Google disappointed as Swiss sue over Street View

Warwick Ashford

Google has expressed disappointment over the Swiss data protection authority's decision to take concerns over the search company's Street View service to court.

Swiss information commissioner Hanspeter Thür claims Google has not done enough to make faces and vehicle number plates unrecognisable in the street level photographs provided by the service.

But Google says the service was introduced two months ago only after it had been given the green light by Thür following several meetings.

"We met with the Swiss Data Protection Authority before and after the launch, explaining our technology and, where requested, proposing steps that would reinforce Street View's privacy-protection and assuage any concerns," said Peter Fleischer, global privacy counsel for Google.

The decision to take the matter to court is "regrettable" and suggests the Swiss Data Protection Authority is unwilling to engage with the solutions Google has offered, he said.

Google listed five proposals submitted to the Swiss Data Protection Authority in a blog posting, including setting up channels for feedback and reporting problems.

"We will contest any case vigorously.
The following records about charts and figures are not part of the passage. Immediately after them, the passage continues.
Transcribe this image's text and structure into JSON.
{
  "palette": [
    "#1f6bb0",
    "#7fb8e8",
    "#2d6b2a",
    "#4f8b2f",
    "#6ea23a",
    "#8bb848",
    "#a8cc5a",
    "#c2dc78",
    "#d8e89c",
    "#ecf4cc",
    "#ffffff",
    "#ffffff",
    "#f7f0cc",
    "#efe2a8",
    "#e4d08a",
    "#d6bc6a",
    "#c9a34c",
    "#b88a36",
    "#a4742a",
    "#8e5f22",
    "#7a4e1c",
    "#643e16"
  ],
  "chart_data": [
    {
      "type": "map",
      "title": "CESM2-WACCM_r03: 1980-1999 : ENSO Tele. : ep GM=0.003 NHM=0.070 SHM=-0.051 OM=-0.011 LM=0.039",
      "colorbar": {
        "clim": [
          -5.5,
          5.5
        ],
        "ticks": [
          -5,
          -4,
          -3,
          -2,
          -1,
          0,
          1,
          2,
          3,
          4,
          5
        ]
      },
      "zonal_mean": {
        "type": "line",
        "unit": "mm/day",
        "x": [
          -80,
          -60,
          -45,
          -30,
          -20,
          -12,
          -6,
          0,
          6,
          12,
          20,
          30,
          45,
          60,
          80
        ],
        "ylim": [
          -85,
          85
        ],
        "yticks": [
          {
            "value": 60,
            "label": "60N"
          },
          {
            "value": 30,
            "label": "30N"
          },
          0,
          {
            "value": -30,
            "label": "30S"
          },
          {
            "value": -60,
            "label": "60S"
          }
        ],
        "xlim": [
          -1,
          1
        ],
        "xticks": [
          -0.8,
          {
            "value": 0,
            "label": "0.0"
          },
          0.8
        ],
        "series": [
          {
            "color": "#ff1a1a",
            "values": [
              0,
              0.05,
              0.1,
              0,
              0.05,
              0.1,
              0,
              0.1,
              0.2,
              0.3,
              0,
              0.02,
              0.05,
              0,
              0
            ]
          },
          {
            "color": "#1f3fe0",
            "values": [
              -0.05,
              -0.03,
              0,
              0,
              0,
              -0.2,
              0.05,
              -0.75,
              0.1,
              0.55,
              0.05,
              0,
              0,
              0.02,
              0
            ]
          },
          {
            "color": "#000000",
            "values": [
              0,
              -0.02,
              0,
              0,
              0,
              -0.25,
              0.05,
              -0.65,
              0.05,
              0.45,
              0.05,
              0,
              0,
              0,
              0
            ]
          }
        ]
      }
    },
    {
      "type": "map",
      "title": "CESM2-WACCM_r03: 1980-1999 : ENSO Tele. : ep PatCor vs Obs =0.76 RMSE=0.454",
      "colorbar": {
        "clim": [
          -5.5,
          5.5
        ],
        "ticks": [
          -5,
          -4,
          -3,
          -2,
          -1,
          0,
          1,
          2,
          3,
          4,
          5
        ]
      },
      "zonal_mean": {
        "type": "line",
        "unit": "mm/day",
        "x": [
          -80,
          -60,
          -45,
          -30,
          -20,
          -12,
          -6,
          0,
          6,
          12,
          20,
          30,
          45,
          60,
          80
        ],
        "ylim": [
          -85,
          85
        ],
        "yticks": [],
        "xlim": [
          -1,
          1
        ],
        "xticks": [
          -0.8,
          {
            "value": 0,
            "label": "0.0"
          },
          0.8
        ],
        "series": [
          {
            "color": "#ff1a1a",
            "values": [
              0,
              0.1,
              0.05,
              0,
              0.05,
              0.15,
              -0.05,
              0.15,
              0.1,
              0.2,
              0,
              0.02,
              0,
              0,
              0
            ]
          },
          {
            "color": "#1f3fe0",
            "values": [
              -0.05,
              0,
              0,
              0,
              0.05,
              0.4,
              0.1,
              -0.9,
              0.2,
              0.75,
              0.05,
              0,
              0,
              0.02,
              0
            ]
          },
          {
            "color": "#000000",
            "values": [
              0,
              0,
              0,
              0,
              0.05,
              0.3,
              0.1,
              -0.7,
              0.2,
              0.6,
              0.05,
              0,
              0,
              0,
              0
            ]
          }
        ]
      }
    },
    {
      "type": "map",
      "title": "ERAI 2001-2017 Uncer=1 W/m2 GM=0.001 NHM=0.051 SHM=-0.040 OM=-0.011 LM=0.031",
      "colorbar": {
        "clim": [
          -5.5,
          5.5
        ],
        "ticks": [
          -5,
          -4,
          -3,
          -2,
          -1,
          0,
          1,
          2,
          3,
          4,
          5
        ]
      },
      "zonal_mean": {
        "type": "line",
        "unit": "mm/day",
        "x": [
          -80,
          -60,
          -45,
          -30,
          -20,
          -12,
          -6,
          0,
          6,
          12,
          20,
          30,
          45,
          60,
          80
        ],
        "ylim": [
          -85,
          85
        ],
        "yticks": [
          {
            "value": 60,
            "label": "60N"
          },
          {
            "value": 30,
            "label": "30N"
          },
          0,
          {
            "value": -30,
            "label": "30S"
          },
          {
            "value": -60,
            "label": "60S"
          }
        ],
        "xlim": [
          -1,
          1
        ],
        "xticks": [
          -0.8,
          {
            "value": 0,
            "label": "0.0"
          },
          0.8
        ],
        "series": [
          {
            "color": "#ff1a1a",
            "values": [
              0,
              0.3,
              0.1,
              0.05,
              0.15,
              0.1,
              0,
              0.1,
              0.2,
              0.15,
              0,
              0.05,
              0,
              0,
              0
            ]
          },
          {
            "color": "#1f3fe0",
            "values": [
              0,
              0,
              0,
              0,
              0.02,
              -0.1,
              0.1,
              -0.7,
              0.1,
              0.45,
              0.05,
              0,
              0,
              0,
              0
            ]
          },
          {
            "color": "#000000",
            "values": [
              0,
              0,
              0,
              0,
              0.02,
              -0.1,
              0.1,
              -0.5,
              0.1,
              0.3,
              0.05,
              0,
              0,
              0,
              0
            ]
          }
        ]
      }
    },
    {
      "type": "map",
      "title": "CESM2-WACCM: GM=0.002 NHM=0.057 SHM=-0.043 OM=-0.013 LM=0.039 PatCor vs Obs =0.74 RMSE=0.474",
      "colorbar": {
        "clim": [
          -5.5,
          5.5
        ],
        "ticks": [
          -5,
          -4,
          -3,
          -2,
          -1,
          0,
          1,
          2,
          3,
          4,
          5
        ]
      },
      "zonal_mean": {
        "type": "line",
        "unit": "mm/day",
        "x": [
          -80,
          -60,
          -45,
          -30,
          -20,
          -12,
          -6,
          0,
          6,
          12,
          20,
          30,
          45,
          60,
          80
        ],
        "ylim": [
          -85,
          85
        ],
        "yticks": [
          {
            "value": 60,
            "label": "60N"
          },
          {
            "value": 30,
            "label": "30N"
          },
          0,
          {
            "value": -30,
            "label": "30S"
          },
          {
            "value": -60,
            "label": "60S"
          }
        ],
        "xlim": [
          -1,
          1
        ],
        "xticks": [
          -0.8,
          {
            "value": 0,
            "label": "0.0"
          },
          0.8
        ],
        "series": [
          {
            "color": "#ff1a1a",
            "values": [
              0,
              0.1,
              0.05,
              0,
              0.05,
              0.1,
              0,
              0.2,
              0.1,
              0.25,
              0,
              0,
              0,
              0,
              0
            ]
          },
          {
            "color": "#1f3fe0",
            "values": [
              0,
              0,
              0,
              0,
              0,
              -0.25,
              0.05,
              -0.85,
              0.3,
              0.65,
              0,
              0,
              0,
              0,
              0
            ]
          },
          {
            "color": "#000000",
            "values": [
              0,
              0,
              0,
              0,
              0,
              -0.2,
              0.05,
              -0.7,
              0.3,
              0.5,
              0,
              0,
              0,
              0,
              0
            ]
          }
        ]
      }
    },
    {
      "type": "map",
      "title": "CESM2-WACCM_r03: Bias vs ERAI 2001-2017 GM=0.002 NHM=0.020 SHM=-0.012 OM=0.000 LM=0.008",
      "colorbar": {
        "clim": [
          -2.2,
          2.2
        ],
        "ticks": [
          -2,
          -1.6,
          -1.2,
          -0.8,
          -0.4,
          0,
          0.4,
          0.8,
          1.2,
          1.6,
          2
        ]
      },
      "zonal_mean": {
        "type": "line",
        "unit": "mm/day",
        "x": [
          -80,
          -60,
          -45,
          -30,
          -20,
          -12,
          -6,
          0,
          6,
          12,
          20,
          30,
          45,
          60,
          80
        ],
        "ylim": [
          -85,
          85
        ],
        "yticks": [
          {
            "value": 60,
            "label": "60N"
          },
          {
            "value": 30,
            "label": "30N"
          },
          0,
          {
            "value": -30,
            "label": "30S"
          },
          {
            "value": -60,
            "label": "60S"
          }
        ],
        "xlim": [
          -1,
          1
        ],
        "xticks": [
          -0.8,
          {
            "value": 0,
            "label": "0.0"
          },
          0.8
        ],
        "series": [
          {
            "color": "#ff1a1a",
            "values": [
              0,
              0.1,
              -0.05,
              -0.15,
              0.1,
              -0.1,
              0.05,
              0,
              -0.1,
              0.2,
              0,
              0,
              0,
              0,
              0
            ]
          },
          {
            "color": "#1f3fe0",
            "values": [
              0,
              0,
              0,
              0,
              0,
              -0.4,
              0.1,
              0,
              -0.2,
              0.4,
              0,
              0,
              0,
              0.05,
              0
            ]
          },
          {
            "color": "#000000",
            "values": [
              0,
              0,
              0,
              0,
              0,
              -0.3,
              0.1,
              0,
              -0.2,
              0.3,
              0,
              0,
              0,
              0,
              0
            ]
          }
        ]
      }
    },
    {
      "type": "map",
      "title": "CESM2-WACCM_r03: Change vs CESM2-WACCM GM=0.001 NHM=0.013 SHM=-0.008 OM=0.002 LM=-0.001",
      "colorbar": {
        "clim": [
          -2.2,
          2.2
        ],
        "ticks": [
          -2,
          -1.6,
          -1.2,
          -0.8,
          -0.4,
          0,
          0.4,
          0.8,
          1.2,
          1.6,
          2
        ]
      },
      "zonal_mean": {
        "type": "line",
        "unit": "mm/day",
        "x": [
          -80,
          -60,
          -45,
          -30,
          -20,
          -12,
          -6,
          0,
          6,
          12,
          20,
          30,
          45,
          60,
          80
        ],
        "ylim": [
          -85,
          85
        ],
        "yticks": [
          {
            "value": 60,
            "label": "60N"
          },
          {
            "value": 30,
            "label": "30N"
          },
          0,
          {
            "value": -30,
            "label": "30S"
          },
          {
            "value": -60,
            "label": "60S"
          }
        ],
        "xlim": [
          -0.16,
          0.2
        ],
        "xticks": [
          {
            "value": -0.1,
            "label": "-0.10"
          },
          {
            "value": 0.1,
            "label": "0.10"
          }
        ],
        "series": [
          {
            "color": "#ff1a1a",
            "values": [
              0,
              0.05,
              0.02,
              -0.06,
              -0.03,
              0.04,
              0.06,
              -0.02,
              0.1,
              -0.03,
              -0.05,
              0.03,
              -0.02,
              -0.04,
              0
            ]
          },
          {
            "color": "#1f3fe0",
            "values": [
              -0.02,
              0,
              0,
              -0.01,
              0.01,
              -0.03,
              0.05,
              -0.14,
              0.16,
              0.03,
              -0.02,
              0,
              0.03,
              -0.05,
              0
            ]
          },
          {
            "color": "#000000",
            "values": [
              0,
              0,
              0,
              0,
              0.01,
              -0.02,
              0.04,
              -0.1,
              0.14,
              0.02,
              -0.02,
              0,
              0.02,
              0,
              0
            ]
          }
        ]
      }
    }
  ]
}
Street View has proved very popular in Switzerland since its launch and Swiss people only stand to suffer from this decision," said Fleischer.

It is the first time that Google has faced a lawsuit from a government agency over Street View, according to the Financial Times.

Privacy groups or regulators in a number of countries, including the UK, Italy, Germany and Japan, have raised concerns about Street View, but Google has negotiated measures to assure them.